Kim Yeong-mu (1944-2001) was a South Korean poet, literary critic and translator.
1. Life
Kim Yeong-mu was born in 1944 in Paju, near Seoul. After earning his B.A. and M.A. from the English department of Seoul National University, he received his Ph.D. from the English department of SUNY at Stony Brook with a dissertation on George Eliot. He became a professor of English literature at Seoul National University in 1981.
Kim made his literary debut in 1975 with the critical essay "Yiyuksaron" (이육사론 On Yi Yuksa), published in the quarterly Changbi. He published a number of translations from English, including a volume of translations of poems by William Blake, and several works on religious themes. Together with Brother Anthony, he translated and published poems by Cheon Sang-byeong, Kim Kwang-Kyu, So Chong-ju, and Shin Kyeong-nim, as well as Ko Un. He began to write his own poems in 1991 and published three volumes. His last collection, Gasang hyeonsil (가상현실 Virtual Reality), which centered on his struggle with cancer, received the 2001 Baek Seok Literary Award. He died on November 26, 2001.
2. Writing
Kim published a volume of personal essays, Jebikkoche neoreul bomyeo (제비꽃에 너를 보며) in 1988, and a volume of literary criticism, Siui eoneowa salui eoneo (시의 언어와 삶의 언어 The Language of Poetry and the Language of Life) in 1990, which received the prize for criticism at the 1991 Republic of Korea Literary Awards.
In 1991, during a 2-year stay as visiting professor in Toronto, he began to publish poems in a local Korean-language newspaper. The following year, he and five others published a collection of their poems in Toronto: Eoreumbi on daeum nal (얼음비 온 다음 날 The Morning After the Hail).
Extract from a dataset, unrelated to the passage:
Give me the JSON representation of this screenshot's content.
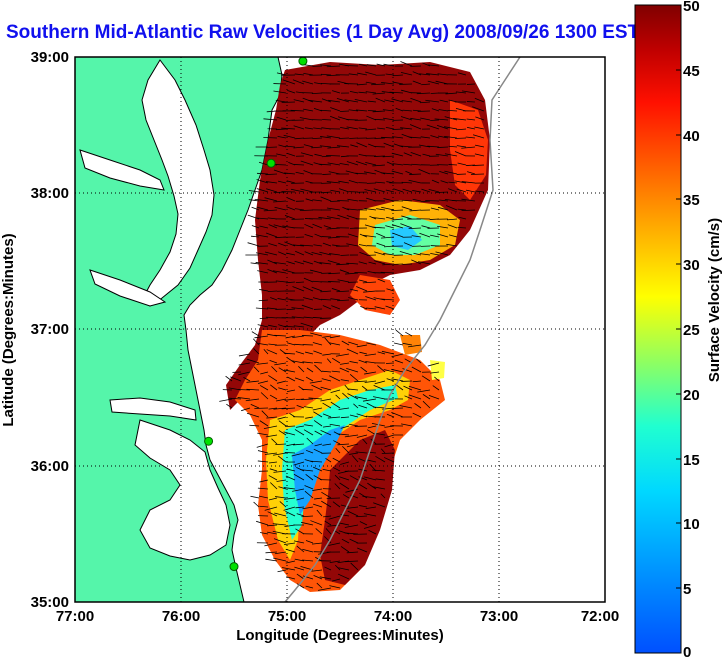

His first volume of poems to be published in Korea, Saekdong danpungsupeul noraehara (색동 단풍숲을 노래하라 Sing of the Colors of the Autumn Forest), appeared in May 1993. A second volume, Saneun saesorimajeo ssaa duji anneunguna (산은 새소리마저 쌓아 두지 않는구나 The Mountains Do Not Even Keep Birdsong), was published while he was still in hospital recovering from an operation for lung cancer in August 1998.
Kim and his family spent a year in Perth, Australia in 1999-2000 and his third volume, Virtual Reality, including poems inspired by his illness and others about Australia, was published in April 2001. It earned him the Baek Seok Literary Award, which his widow received in his place, four days after his death. In the acceptance speech he prepared for the Baek Seok award ceremony, he described how he had begun to find poems arising in him after seeing, in the church of a monastery outside Toronto, a crucifix on which was hung an image, not of the human body of Jesus but of the green globe of the natural creation, crowned with thorns and bleeding. This image, combining his own ecological concerns and his Catholic faith, deeply impressed him and the sight of it served as a moment of epiphany.